No doubt, last winter claimed more elk than usual in western Wyoming, but unlike deer, not enough to alter seasons or significantly downgrade the forecast. The Game and Fish is confident elk hunting will be good, particularly with an October snowstorm or two. Wolves have also sometimes complicated elk hunting by displacing the animals from one drainage to another.  

“Wolves have made elk hunting more feast or famine in western Wyoming,” says Dean Clause, wildlife biologist in Pinedale. “Elk tend to be in bigger groups, even in September.” He’s seen that phenomena first hand from being afield as a bow and rifle elk hunter.  

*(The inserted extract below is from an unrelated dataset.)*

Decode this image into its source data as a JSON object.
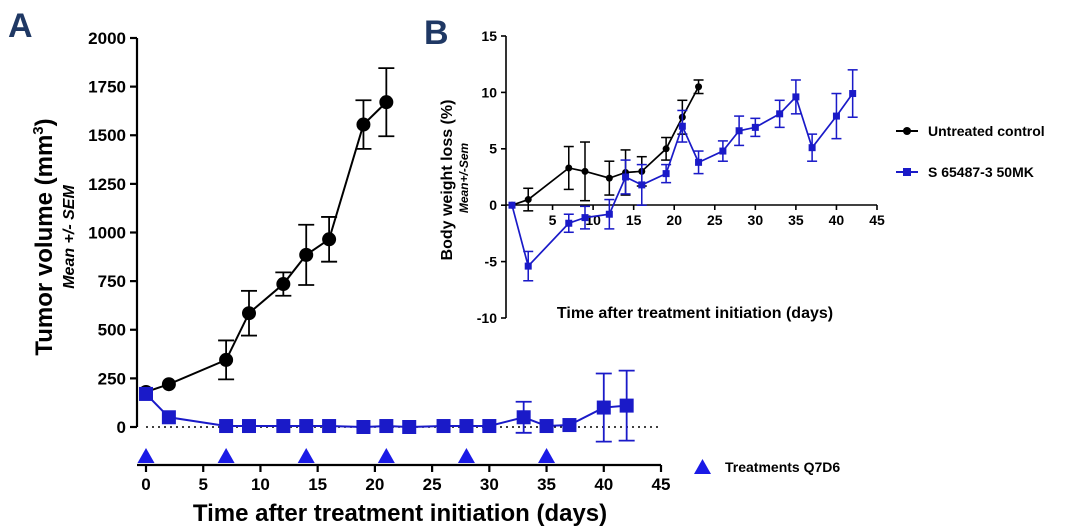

He says there are ample animals for a good elk season in his district on the west slope of the Wind River Range from Green River Lakes to the Big Sandy River. “With hunters facing a very tough deer season in western Wyoming, elk fortunately are here in healthy numbers as a reliable fall back,” he adds.

Out of the Lander region Daryl Lutz is straightforward about 2017 prospects: “The elk forecast is exactly what it has been for several years – good to excellent from Dubois to Rawlins.” He’s quick to qualify, like other colleagues, that snow is a great elk hunting assist, especially in the Dubois area.
Cody’s Tim Woolley believes all the mountains surrounding the Bighorn Basin also have the potential for a good season – particularly with some weather and hunter effort. He adds the Gooseberry Herd (elk areas 62-64) is leveling off after several years of record harvest, and antlerless hunters can expect to see fewer animals. The Game and Fish is checking for brucellosis all across the Bighorn Basin and hunters are urged to help by getting a blood sampling kit from field reps or the Cody Office.

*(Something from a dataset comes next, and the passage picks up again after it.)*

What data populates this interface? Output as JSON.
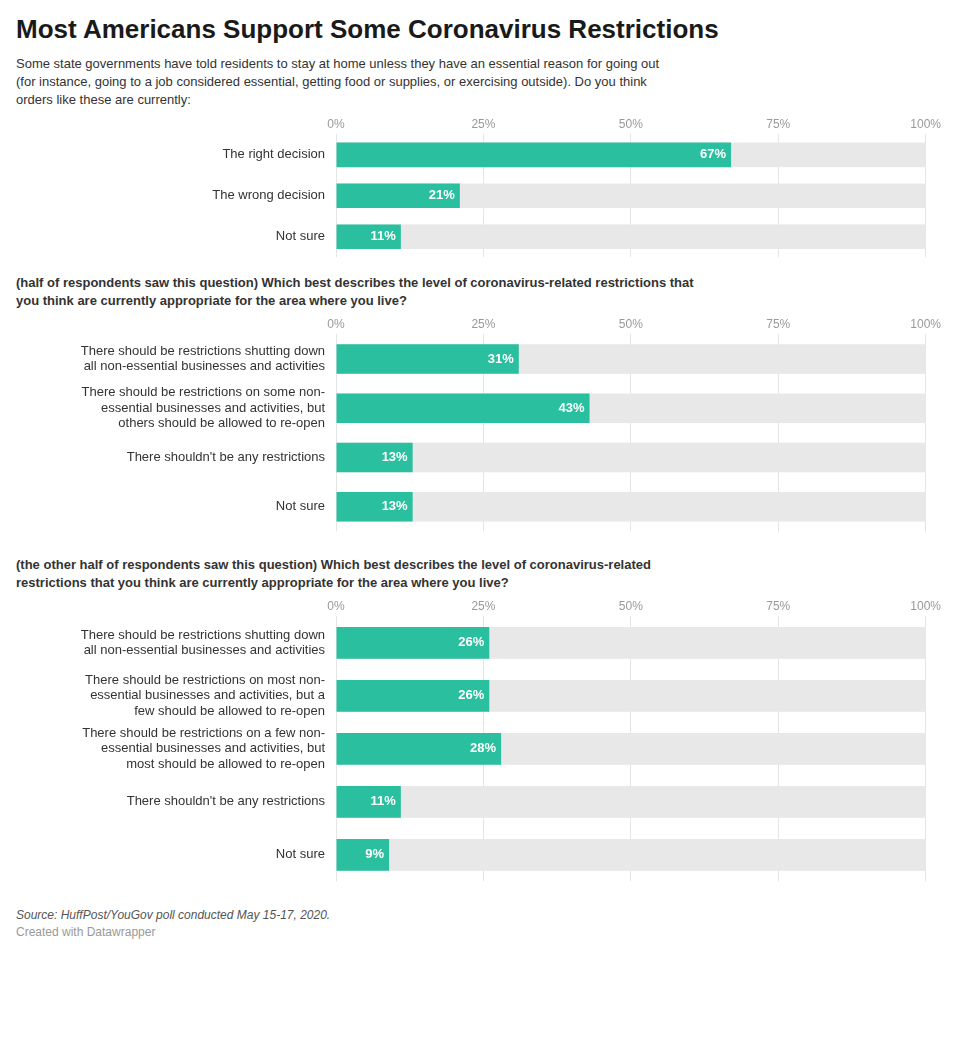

Hicks reports great forage conditions are prompting noteworthy antler growth in the coveted area 7, which includes Laramie Peak. “I’ve already seen some phenomenal bulls,” he said in late July. Aspen rejuvenation from fires in 2002 and 2012 is also a plus for the herd. With the robust elk numbers in the Laramie Range, the Game and Fish has enrolled nearly 200,000 acres of hunter management area access for antlerless elk. Check the Game and Fish website for details.    

The expansive general hunt area 129 in northeast Wyoming, with its lengthy Sept. 1 to Nov. 30 season may catch the eye of some hunters. But Thiele explains the hunt area was created to give landowners flexibility to address the growing number of elk on predominately private land in an area not managed for an elk herd. “But, while elk are still very scattered across the region, public land is limited and hunters should understand it’s not a ‘destination hunt,’” Thiele says. 

Edible portions of big game

1. Front quarter – meat of the front quarters as far down as the knees

2. Hind quarter – meat of the hindquarters as far down as the hocks

3. Backstrap – meat along the backbone between the neck and the hindquarters

3. Tenderloin – tenderloins are located inside the body cavity

Elk Management Stamp

Elk hunters are reminded that an Elk Management Stamp is required to hunt those elk hunt areas associated with elk feedgrounds, which includes most hunt areas in the Jackson and Pinedale regions.

Specifically, an Elk Management Stamp is required to hunt elk in Hunt Areas 70, 71, 74, 75, and 77-98. These stamps can be purchased for $12.50 at any license vendor.